No entanto, o piloto da Audi, Gabriel Bortoleto, defende o regulamento: «No desporto motorizado, não se deve tratar apenas de um único tipo de condução», afirma, referindo-se à escola tradicional do karting, com a técnica de «entrar devagar, sair rápido» das curvas.
«Não acho que tenha alterado muito o meu estilo de condução», afirma o brasileiro. «Mas não gosto do termo “estilo de condução”, porque acho que um piloto de Fórmula 1 nunca deveria dizer algo assim.»
Os pilotos de Fórmula 1 devem ser capazes de se adaptar
«Devemos ser capazes de nos adaptar — mesmo que isso possa não parecer natural. Mas temos de nos saber ajustar a qualquer tipo de carro e ao estilo de condução exigido em cada caso», afirma. «É exatamente por isso que fazemos o que fazemos e é por isso que fazemos parte dos 22 pilotos em todo o mundo que competem na Fórmula 1.»
«Acho que é simplesmente uma questão de saber que carro se tem e como é preciso conduzi-lo. Em comparação com o ano passado, não alterei muito o meu estilo de condução, mas, claro, faz-se alguns ajustes aqui e ali.»
«Sabemos como a energia é libertada à saída de algumas curvas — por isso, sabemos se podemos forçar mais na entrada da curva e preocupar-nos menos com a saída, porque ali não há libertação de energia. Ou se temos de ser um pouco mais cautelosos na entrada, porque se segue uma longa reta onde se liberta muita energia», afirma Bortoleto.
«Por isso, é preciso adaptar-se. No ano passado, tudo isso ainda era constante, não era preciso fazer isso.»

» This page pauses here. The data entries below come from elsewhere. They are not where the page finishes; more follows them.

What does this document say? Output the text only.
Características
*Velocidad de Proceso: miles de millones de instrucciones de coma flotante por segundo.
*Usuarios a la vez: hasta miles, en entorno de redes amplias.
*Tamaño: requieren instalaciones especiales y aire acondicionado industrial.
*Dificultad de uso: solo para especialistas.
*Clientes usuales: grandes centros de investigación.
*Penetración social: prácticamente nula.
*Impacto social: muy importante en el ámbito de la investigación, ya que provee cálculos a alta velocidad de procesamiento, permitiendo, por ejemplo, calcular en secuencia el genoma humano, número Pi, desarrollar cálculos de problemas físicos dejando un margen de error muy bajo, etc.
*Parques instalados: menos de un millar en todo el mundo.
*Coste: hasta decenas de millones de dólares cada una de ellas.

As suas declarações surgem no meio do debate sobre o facto de os novos carros deixarem menos controlo aos pilotos — sendo Piastri um exemplo perfeito disso, tal como a «ultrapassagem forçada» de Lando Norris contra Lewis Hamilton no Japão.
No entanto, estes pilotos de classe mundial continuam no topo do campeonato e tiram o máximo partido do que têm à disposição — Norris e Hamilton já conseguiram, ambos, celebrar vitórias este ano.

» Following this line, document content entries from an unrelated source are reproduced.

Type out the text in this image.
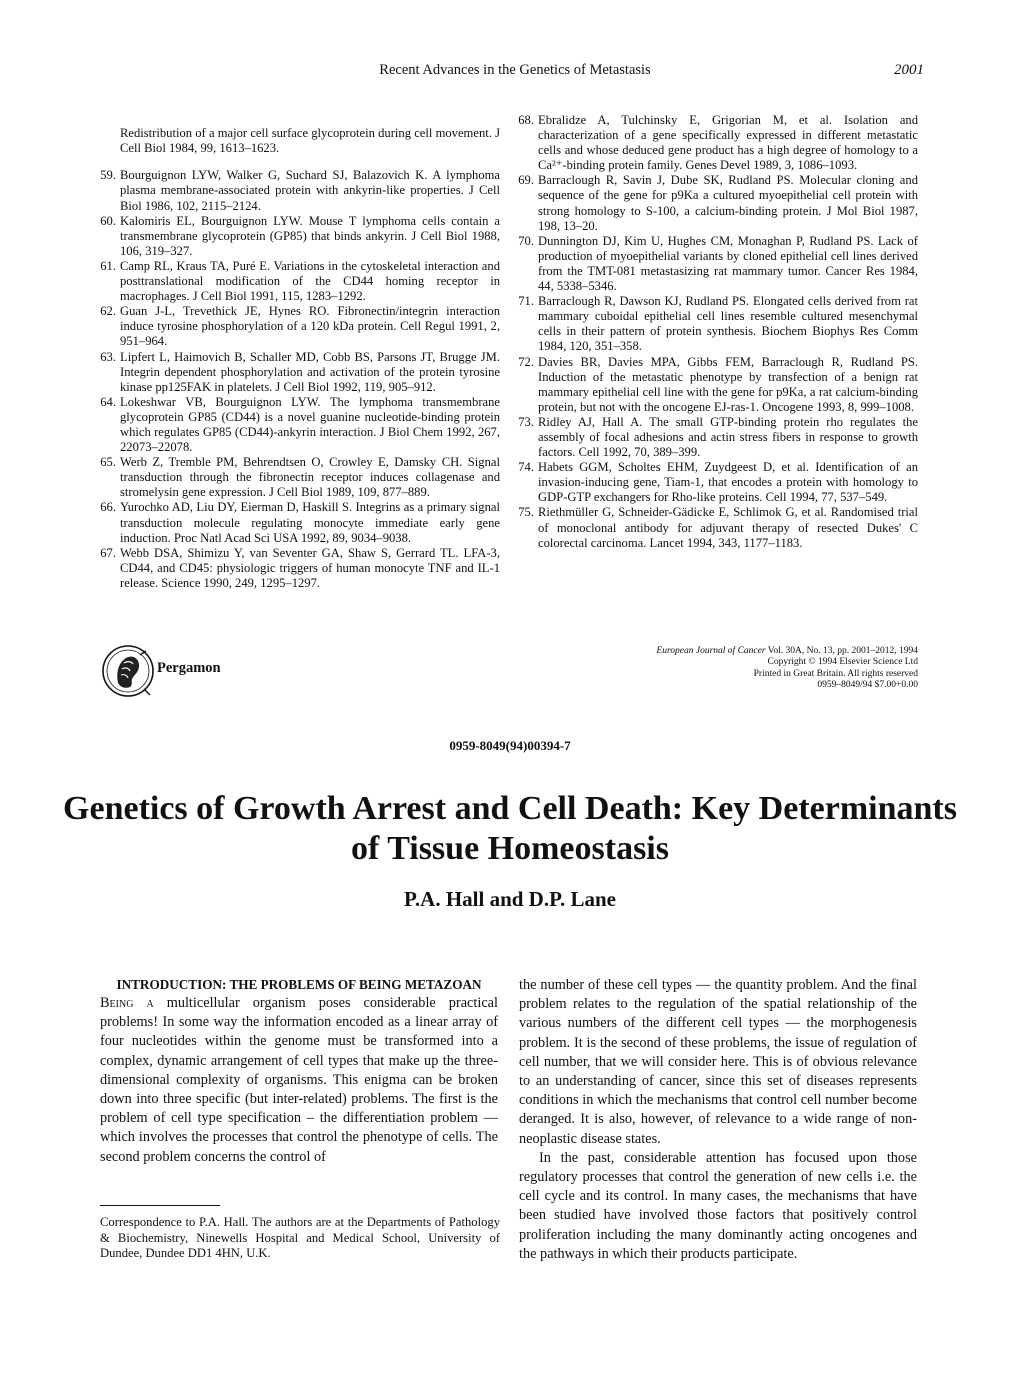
Recent Advances in the Genetics of Metastasis	2001

Redistribution of a major cell surface glycoprotein during cell movement. J Cell Biol 1984, 99, 1613–1623.

59. Bourguignon LYW, Walker G, Suchard SJ, Balazovich K. A lymphoma plasma membrane-associated protein with ankyrin-like properties. J Cell Biol 1986, 102, 2115–2124.

60. Kalomiris EL, Bourguignon LYW. Mouse T lymphoma cells contain a transmembrane glycoprotein (GP85) that binds ankyrin. J Cell Biol 1988, 106, 319–327.

61. Camp RL, Kraus TA, Puré E. Variations in the cytoskeletal interaction and posttranslational modification of the CD44 homing receptor in macrophages. J Cell Biol 1991, 115, 1283–1292.

62. Guan J-L, Trevethick JE, Hynes RO. Fibronectin/integrin interaction induce tyrosine phosphorylation of a 120 kDa protein. Cell Regul 1991, 2, 951–964.

63. Lipfert L, Haimovich B, Schaller MD, Cobb BS, Parsons JT, Brugge JM. Integrin dependent phosphorylation and activation of the protein tyrosine kinase pp125FAK in platelets. J Cell Biol 1992, 119, 905–912.

64. Lokeshwar VB, Bourguignon LYW. The lymphoma transmembrane glycoprotein GP85 (CD44) is a novel guanine nucleotide-binding protein which regulates GP85 (CD44)-ankyrin interaction. J Biol Chem 1992, 267, 22073–22078.

65. Werb Z, Tremble PM, Behrendtsen O, Crowley E, Damsky CH. Signal transduction through the fibronectin receptor induces collagenase and stromelysin gene expression. J Cell Biol 1989, 109, 877–889.

66. Yurochko AD, Liu DY, Eierman D, Haskill S. Integrins as a primary signal transduction molecule regulating monocyte immediate early gene induction. Proc Natl Acad Sci USA 1992, 89, 9034–9038.

67. Webb DSA, Shimizu Y, van Seventer GA, Shaw S, Gerrard TL. LFA-3, CD44, and CD45: physiologic triggers of human monocyte TNF and IL-1 release. Science 1990, 249, 1295–1297.

68. Ebralidze A, Tulchinsky E, Grigorian M, et al. Isolation and characterization of a gene specifically expressed in different metastatic cells and whose deduced gene product has a high degree of homology to a Ca²⁺-binding protein family. Genes Devel 1989, 3, 1086–1093.

69. Barraclough R, Savin J, Dube SK, Rudland PS. Molecular cloning and sequence of the gene for p9Ka a cultured myoepithelial cell protein with strong homology to S-100, a calcium-binding protein. J Mol Biol 1987, 198, 13–20.

70. Dunnington DJ, Kim U, Hughes CM, Monaghan P, Rudland PS. Lack of production of myoepithelial variants by cloned epithelial cell lines derived from the TMT-081 metastasizing rat mammary tumor. Cancer Res 1984, 44, 5338–5346.

71. Barraclough R, Dawson KJ, Rudland PS. Elongated cells derived from rat mammary cuboidal epithelial cell lines resemble cultured mesenchymal cells in their pattern of protein synthesis. Biochem Biophys Res Comm 1984, 120, 351–358.

72. Davies BR, Davies MPA, Gibbs FEM, Barraclough R, Rudland PS. Induction of the metastatic phenotype by transfection of a benign rat mammary epithelial cell line with the gene for p9Ka, a rat calcium-binding protein, but not with the oncogene EJ-ras-1. Oncogene 1993, 8, 999–1008.

73. Ridley AJ, Hall A. The small GTP-binding protein rho regulates the assembly of focal adhesions and actin stress fibers in response to growth factors. Cell 1992, 70, 389–399.

74. Habets GGM, Scholtes EHM, Zuydgeest D, et al. Identification of an invasion-inducing gene, Tiam-1, that encodes a protein with homology to GDP-GTP exchangers for Rho-like proteins. Cell 1994, 77, 537–549.

75. Riethmüller G, Schneider-Gädicke E, Schlimok G, et al. Randomised trial of monoclonal antibody for adjuvant therapy of resected Dukes' C colorectal carcinoma. Lancet 1994, 343, 1177–1183.

Pergamon
European Journal of Cancer Vol. 30A, No. 13, pp. 2001–2012, 1994
Copyright © 1994 Elsevier Science Ltd
Printed in Great Britain. All rights reserved
0959–8049/94 $7.00+0.00
0959-8049(94)00394-7
Genetics of Growth Arrest and Cell Death: Key Determinants of Tissue Homeostasis
P.A. Hall and D.P. Lane
INTRODUCTION: THE PROBLEMS OF BEING METAZOAN

Being a multicellular organism poses considerable practical problems! In some way the information encoded as a linear array of four nucleotides within the genome must be transformed into a complex, dynamic arrangement of cell types that make up the three-dimensional complexity of organisms. This enigma can be broken down into three specific (but inter-related) problems. The first is the problem of cell type specification – the differentiation problem — which involves the processes that control the phenotype of cells. The second problem concerns the control of

the number of these cell types — the quantity problem. And the final problem relates to the regulation of the spatial relationship of the various numbers of the different cell types — the morphogenesis problem. It is the second of these problems, the issue of regulation of cell number, that we will consider here. This is of obvious relevance to an understanding of cancer, since this set of diseases represents conditions in which the mechanisms that control cell number become deranged. It is also, however, of relevance to a wide range of non-neoplastic disease states.

In the past, considerable attention has focused upon those regulatory processes that control the generation of new cells i.e. the cell cycle and its control. In many cases, the mechanisms that have been studied have involved those factors that positively control proliferation including the many dominantly acting oncogenes and the pathways in which their products participate.

Correspondence to P.A. Hall. The authors are at the Departments of Pathology & Biochemistry, Ninewells Hospital and Medical School, University of Dundee, Dundee DD1 4HN, U.K.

Verstappen também não anda devagar!
Bortoleto salienta, por isso, que a elite se impôs, tal como em qualquer era da Fórmula 1 — independentemente do carro que se adapte a cada estilo de condução específico.
«Vê-se um Verstappen a conduzir devagar, por exemplo? Vê-se um heptacampeão mundial a conduzir devagar este ano? Vê-se um Leclerc a conduzir devagar? Não os vejo a conduzir devagar», argumenta o piloto da Audi.
«Continuo a vê-los extremamente competitivos. Por isso, não diria que os pilotos rápidos se tornaram de repente lentos. Na verdade, o Lewis está a ter um desempenho um pouco melhor do que no ano passado, o Max continua a conduzir como se estivesse desenfreado e a colocar o carro na frente, e o Lando — o atual campeão mundial — continua rápido», sublinha ele.
«Essa é a verdade. Por isso, não acredito que tenhamos assistido a pilotos lentos do ano passado a tornarem-se subitamente rápidos e aos pilotos rápidos a tornarem-se lentos. Acho que continua a ser verdadeiro automobilismo.»